J'écrivais cela avant même de m'intéresser vraiment à « l'expérience de Milgram » (et à la psychologie sociale), ce qui prouve qu'avec une minimum d'informations on peut se livrer à l'analyse d'une expérience de manière (relativement) non standard. La question, au fond, n'est pas d'avoir beaucoup d'informations sur un petit segment de réalité, mais de pouvoir avec peu d'informations, grâce à des connaissances diverses, relier un certain résultat à un ensemble assez large d'autres résultats et d'analyses de la réalité. Dans le cas de cette expérience, m'apparut dès l'abord assez évident que les « professeurs » se trouvaient confrontés à au moins deux ensembles de règles, ceux des « principes moraux » et des « principes de la vie en société », ou quelque chose de cet ordre ; à l'évidence, et dans le cadre de cette expérience (ou plus précisément, dans sa variante la plus connue, et la seule que je connaissais alors), une majorité d'individus fait prévaloir le second ensemble. Et, encore d'évidence, on pouvait présumer — à ce moment là je ne le savais pas de manière assurée — que les sujets soumis à cette expérience la « reconstruisaient » par après, c.-à-d., s'y représentaient comme « ayant du se soumettre à la seule solution possible ». Après avoir écrit ce passage du texte je me suis dit, c'est bien beau de parler d'un sujet, mais quand même, tu devrais y regarder de plus près, savoir plus et mieux en quoi consiste exactement cette « expérience de Milgram ». Et en le faisant je m'aperçus à quel point mon analyse s'écartait de celle communément admise.
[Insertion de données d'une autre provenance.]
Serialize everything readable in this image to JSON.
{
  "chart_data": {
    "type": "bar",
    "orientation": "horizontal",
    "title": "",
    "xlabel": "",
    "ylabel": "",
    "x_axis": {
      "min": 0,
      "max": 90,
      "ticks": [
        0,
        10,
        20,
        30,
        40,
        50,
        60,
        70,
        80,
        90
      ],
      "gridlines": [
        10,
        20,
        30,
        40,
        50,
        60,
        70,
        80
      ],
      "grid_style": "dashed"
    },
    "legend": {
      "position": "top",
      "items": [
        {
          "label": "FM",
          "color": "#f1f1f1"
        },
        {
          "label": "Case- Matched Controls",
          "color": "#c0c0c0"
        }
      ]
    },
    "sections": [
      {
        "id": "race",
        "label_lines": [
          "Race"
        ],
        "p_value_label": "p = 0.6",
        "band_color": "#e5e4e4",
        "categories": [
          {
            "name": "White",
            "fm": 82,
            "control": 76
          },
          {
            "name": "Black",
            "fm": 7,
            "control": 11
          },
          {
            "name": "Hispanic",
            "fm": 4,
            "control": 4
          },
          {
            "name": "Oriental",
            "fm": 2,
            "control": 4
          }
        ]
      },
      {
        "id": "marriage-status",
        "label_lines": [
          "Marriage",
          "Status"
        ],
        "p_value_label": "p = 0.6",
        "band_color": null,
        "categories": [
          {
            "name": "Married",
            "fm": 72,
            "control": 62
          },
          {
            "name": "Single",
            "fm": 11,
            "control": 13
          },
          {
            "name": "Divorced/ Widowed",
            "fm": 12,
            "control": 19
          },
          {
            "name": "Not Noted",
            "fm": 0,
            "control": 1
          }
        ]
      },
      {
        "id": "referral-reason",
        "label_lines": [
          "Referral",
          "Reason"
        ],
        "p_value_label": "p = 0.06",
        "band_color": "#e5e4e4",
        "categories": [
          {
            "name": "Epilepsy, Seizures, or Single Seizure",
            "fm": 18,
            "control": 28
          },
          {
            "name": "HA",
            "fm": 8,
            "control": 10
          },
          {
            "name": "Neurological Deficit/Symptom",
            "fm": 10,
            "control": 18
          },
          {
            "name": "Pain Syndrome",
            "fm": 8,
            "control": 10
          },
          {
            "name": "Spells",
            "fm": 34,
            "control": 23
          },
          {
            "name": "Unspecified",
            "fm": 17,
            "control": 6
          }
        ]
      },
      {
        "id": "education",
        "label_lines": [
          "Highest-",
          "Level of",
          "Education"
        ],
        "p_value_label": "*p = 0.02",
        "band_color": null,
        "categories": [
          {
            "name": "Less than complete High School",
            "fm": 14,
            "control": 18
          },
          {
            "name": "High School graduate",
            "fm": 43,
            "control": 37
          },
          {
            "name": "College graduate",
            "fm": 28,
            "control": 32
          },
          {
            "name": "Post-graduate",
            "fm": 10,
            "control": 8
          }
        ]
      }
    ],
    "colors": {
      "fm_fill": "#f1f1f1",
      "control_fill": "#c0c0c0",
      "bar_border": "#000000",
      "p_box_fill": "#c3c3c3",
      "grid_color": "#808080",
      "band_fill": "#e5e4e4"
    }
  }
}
Ce qui est somme toute logique. Comme dit dans « Faux-semblants », « qui a envie de savoir […] pour soi, que dans l'ensemble un individu est un objet statistique ne faisant pas ses choix en fonction de la réalité, mais en fonction de ce qu'une personne de sa classe […] a appris à considérer comme “le meilleur choix possible dans une situation donnée” ? » Personne, et en tout cas pas moi. Mais si je n'en ai pas trop envie j'en tiens tout de même compte. Le paradoxe étant que, plus on est conscient des fortes limites du « libre arbitre » moins l'on est soumis à ses aléas et contraintes contextuels. C'est un peu le contraire du savoir : plus on en a, plus on est conscient d'en avoir peu… Mais revenons à nos commentateurs : ils se rangent assez souvent à l'analyse standard de l'expérience car elle est, disons, confortable et va dans le sens de la compréhension normale qu'a « un Occidental moyen [d'une] séquence événementielle », celle d'un individu libre et conscient qui fait ses choix par une « cause interne » de manière assez indépendante du contexte, « qu'il y a un agent déterminé, le “soi”, qui accomplit une action déterminée, dans un but précis, sur un objet déterminé ». Il est intéressant donc de noter que nos commentateurs ne font guère place à l'évidence énoncée ici : les sujets ne font pas violence à la morale mais choisissent entre deux corps de morale.

C'est logique dans l'optique de « l'Occidental moyen » : abstraitement, ledit se représente la réalité selon un modèle valide il y a un siècle mais depuis battu en brèche par les sciences exactes (physique, chimie…), humaines (psychologie sociale, socio-anthropologie…), de la vie (neuro-physiologie, biochimie…). Sans compter les spécialités inclassables comme l'éthologie ou la cybernétique. L'univers de la conception rationaliste et positiviste de la fin du XIX° siècle est globalement linéaire et causal, et les phénomènes s'expliquent soit par des phénomènes corrélés (pour les sciences exactes), soit par des motivations internes (pour les sciences humaines et de la vie). Ce qui n'empêche, bien sûr, que les premières explications « cybernétiques » se développent dès la deuxième moitié du XIX° siècle avec le darwinisme, la logique formelle de type booléen, l'écologie, ou les travaux de Pasteur notamment. D'un sens, l'un des piliers de la « mécanique classique », Lavoisier, énoncait déjà un principe « cybernétique » avec sa fameuse deuxième loi de la thermodynamique, « Rien ne se perd, rien ne se crée, tout se transforme », une manière simple et élégante de dire : l'explication causale et linéaire des phénomènes fait l'impasse sur cette évidence, l'univers est fini, donc une « transformation » est la recomposition sous une autre forme de la situation antérieure.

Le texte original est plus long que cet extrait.